España entra en el segundo año de sequía

A pesar de las lluvias de otoño, todo ha sido flor de un día. La Península Ibérica puede estar enfrentándose al inicio del ciclo de sequía más virulento de la Historia moderna. El Ministerio de Medio Ambiente ha confirmado el inicio de un segundo año de sequía que podría ser incluso peor que la pasada temporada hidrológica.

Y no paro de preguntarme.

¿Cuándo quedará claro que esta tendencia anormal está relacionada con el principal tema de este blog? ¿un año más, tres, cinco... diez?
¿Y quién lo decidirá? ¿El director del Instituto Nacional de Meterología? ¿El hombre del Tiempo? ¿Iñaki Anasagasti cuando se le caigan los pelos?

Y sobre todo: Para cuando nos demos cuenta, ¿habrá agua para todos?
Esta pregunta es fácil de responder: Ya no la hay.

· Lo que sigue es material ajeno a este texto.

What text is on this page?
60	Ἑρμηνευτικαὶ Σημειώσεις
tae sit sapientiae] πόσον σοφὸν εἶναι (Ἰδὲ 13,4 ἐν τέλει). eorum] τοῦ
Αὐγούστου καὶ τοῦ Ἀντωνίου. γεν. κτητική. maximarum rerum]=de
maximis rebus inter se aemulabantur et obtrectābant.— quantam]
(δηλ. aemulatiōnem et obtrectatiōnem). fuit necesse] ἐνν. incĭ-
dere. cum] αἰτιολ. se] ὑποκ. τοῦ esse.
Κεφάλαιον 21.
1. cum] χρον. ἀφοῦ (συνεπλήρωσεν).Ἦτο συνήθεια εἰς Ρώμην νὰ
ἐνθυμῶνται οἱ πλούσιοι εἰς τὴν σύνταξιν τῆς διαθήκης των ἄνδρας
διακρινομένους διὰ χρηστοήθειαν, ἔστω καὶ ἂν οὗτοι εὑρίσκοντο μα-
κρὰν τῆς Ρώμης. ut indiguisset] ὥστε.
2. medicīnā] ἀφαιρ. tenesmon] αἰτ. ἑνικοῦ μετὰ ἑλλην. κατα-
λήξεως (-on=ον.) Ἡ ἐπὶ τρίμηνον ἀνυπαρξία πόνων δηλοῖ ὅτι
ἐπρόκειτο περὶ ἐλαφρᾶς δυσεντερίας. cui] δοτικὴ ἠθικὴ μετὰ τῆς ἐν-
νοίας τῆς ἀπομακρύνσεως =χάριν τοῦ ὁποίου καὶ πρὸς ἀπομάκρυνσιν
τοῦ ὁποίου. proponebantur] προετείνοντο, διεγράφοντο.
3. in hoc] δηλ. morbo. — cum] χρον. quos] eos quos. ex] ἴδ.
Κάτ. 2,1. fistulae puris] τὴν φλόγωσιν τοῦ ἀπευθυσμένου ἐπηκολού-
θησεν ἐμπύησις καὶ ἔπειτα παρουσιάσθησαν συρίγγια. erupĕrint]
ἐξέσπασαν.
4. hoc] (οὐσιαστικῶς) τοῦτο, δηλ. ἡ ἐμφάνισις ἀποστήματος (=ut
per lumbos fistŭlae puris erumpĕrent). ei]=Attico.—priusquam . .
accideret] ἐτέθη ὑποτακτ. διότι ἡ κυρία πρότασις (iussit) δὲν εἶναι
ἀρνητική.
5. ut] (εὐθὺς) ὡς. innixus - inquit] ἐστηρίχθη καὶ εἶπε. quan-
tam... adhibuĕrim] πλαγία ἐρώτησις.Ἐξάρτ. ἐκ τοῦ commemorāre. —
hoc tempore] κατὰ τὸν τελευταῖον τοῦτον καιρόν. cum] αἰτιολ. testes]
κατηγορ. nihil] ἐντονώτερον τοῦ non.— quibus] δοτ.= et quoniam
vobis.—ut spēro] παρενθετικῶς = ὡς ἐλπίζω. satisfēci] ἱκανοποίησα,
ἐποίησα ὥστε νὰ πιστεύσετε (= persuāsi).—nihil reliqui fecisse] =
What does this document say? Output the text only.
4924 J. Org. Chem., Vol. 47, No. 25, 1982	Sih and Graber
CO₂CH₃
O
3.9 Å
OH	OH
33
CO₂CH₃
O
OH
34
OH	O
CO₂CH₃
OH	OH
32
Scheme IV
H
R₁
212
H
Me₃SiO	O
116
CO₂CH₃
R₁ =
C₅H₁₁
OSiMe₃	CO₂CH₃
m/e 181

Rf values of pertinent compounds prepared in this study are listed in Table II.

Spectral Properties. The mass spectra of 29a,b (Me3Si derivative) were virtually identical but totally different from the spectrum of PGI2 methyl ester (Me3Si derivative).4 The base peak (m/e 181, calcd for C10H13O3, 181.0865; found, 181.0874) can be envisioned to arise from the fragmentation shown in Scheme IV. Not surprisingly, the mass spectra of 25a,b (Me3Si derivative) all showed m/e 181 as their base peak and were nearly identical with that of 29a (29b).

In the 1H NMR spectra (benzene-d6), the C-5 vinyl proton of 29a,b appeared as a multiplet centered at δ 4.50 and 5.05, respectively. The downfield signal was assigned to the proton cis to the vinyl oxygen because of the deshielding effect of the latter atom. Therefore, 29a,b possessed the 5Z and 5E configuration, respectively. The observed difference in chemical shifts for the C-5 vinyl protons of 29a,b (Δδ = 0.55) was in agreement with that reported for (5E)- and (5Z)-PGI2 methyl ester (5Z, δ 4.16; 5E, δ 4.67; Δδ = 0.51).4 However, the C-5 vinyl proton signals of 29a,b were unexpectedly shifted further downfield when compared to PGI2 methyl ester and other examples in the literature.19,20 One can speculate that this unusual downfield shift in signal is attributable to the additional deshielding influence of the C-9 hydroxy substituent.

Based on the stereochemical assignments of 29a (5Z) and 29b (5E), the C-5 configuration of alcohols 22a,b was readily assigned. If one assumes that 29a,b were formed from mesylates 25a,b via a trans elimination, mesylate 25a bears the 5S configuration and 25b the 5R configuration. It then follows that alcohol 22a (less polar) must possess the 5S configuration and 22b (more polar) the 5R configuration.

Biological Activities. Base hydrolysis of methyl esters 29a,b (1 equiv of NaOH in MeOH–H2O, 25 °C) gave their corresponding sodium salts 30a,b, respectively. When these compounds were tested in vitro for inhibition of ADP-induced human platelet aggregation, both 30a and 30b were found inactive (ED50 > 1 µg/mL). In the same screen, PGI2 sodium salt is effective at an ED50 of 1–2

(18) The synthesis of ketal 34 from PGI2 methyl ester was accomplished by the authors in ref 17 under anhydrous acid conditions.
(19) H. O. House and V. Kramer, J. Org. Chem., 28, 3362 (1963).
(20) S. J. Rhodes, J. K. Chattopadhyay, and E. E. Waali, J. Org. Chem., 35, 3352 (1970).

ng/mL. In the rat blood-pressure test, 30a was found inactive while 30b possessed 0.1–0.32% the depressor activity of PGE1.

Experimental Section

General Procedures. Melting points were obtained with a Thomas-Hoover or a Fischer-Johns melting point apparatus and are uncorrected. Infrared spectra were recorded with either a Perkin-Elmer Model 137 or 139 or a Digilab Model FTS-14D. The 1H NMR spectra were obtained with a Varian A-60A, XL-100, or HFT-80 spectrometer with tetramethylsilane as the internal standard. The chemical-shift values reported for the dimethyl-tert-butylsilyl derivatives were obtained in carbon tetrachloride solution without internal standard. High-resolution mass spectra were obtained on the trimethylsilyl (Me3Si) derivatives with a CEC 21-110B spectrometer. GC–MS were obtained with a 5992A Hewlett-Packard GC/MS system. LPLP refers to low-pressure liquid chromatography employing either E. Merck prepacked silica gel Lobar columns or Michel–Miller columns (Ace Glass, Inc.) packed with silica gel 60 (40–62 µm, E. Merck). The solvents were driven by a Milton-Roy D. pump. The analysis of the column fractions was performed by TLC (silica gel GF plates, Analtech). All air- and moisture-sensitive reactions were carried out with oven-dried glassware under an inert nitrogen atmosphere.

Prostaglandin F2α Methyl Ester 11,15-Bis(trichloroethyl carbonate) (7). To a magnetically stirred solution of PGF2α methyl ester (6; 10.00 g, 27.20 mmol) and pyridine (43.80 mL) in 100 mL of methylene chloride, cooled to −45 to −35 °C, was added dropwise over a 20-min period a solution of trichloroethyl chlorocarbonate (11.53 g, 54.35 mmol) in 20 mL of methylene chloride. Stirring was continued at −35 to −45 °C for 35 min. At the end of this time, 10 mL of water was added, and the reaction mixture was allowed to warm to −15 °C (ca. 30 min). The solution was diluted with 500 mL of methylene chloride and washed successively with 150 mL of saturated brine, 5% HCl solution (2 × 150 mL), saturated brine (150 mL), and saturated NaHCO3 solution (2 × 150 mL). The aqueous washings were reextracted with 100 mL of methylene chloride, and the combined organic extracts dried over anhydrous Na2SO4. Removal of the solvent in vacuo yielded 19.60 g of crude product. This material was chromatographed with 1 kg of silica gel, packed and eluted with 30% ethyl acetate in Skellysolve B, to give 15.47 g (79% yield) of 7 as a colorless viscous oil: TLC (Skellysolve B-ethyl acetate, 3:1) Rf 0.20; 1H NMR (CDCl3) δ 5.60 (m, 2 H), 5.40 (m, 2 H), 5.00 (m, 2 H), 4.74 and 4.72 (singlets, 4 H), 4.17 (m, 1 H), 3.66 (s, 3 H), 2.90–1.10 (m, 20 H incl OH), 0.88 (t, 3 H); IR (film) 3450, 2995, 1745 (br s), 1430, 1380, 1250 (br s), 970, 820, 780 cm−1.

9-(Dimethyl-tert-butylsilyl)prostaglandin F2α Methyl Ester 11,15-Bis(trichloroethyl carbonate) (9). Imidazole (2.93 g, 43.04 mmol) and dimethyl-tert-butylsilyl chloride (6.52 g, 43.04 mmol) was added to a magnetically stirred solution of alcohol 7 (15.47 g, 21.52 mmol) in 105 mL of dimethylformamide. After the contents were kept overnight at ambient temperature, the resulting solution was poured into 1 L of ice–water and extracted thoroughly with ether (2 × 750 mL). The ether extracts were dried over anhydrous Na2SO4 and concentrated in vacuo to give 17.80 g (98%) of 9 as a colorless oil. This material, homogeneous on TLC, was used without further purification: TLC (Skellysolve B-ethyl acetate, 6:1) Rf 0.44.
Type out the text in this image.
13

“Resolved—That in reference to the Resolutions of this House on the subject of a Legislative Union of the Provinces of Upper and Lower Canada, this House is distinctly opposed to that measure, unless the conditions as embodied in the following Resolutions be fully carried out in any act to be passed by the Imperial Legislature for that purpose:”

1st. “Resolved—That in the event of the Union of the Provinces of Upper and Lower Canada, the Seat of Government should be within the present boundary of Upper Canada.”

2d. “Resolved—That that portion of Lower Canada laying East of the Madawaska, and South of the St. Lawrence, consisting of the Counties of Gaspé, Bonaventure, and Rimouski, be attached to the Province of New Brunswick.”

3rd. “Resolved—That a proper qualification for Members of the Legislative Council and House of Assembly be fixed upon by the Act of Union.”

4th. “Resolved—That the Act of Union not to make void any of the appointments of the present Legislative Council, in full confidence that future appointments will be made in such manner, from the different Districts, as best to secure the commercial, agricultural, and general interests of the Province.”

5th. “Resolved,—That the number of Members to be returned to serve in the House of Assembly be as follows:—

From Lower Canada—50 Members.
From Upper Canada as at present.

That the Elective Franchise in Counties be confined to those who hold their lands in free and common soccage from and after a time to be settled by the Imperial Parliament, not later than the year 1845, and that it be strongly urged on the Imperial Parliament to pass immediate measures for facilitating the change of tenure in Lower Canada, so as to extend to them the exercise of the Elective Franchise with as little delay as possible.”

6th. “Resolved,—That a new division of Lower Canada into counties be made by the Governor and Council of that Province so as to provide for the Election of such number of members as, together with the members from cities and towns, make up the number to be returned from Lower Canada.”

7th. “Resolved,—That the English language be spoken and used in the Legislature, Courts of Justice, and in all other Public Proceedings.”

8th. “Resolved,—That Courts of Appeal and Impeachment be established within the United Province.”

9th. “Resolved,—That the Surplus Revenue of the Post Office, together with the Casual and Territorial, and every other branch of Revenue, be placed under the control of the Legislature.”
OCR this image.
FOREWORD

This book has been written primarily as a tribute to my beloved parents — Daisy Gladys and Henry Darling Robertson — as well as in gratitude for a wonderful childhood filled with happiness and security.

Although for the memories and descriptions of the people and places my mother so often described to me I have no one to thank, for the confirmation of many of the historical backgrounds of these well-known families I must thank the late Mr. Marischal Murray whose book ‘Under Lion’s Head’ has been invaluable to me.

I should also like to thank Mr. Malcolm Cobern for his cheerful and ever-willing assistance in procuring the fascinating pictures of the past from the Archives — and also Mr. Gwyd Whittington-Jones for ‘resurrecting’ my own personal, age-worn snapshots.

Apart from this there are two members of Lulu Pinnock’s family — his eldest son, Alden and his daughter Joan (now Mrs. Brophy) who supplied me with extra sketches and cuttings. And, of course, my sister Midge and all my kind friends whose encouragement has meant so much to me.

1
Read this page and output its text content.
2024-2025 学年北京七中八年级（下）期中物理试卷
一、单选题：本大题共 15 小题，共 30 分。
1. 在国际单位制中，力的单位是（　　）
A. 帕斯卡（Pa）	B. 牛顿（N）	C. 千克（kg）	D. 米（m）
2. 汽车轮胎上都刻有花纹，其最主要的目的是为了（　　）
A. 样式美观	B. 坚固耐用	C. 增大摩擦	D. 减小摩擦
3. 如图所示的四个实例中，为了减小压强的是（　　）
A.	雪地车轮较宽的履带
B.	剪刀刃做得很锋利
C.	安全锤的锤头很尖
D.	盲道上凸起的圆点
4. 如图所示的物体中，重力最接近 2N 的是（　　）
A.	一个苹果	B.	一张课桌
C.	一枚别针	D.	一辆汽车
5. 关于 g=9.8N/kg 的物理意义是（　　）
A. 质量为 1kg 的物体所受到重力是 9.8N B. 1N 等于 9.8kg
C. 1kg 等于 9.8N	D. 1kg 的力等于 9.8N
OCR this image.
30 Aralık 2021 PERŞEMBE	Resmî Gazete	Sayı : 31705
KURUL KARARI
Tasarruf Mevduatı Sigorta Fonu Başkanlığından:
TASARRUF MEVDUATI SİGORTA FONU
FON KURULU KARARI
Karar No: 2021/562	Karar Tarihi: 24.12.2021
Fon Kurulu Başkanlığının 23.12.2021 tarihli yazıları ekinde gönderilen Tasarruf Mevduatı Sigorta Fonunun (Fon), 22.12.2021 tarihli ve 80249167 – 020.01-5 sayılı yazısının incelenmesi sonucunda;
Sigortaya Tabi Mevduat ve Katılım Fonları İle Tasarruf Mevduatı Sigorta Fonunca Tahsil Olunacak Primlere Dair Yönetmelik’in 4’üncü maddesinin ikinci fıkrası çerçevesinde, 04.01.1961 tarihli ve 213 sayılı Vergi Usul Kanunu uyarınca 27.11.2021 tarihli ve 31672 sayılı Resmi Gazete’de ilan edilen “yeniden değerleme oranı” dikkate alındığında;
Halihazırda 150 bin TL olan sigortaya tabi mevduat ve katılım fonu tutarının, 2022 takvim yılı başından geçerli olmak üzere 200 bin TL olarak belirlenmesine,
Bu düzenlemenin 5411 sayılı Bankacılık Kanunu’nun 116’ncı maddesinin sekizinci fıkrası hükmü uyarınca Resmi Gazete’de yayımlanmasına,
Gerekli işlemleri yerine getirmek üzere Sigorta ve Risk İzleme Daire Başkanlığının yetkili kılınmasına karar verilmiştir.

martes, diciembre 27, 2005

El Cambio Climático cuesta mucho dinero

Lo he intentado con todo tipo de argumentos. Que si nuestro planeta tiene fiebre, que si la deforestación será terrible, que si las enfermedades tropicales actuarán en Europa, que si el deshielo y el colapso de la Corriente del Golfo... Al final resulta que hay un idioma que todo el mundo entiende, sea ecologista o ecogoísta, sea empresario o miembro de una ONG:

El Estado tendrá que pagar 135 millones de euros por los daños causados por catástrofes naturales

Y para los anticatalanes de toda la vida, un apunte:
EL 50% IRÁ A PARAR A CATALUÑA.
Toma castaña.

Las reclamaciones debidas solamente a la tormenta tropical "Delta" en Canarias supondrán por sí solas 50 millones de Euros para el Estado. Así mismo, las cuantiosas lluvias registradas en Córdoba por los coletazos del huracán Vince generaron reclamaciones por valor de 9 millones de Euros (¡y sólo porque cayeron 60 litros por metro cuadrado en una hora!)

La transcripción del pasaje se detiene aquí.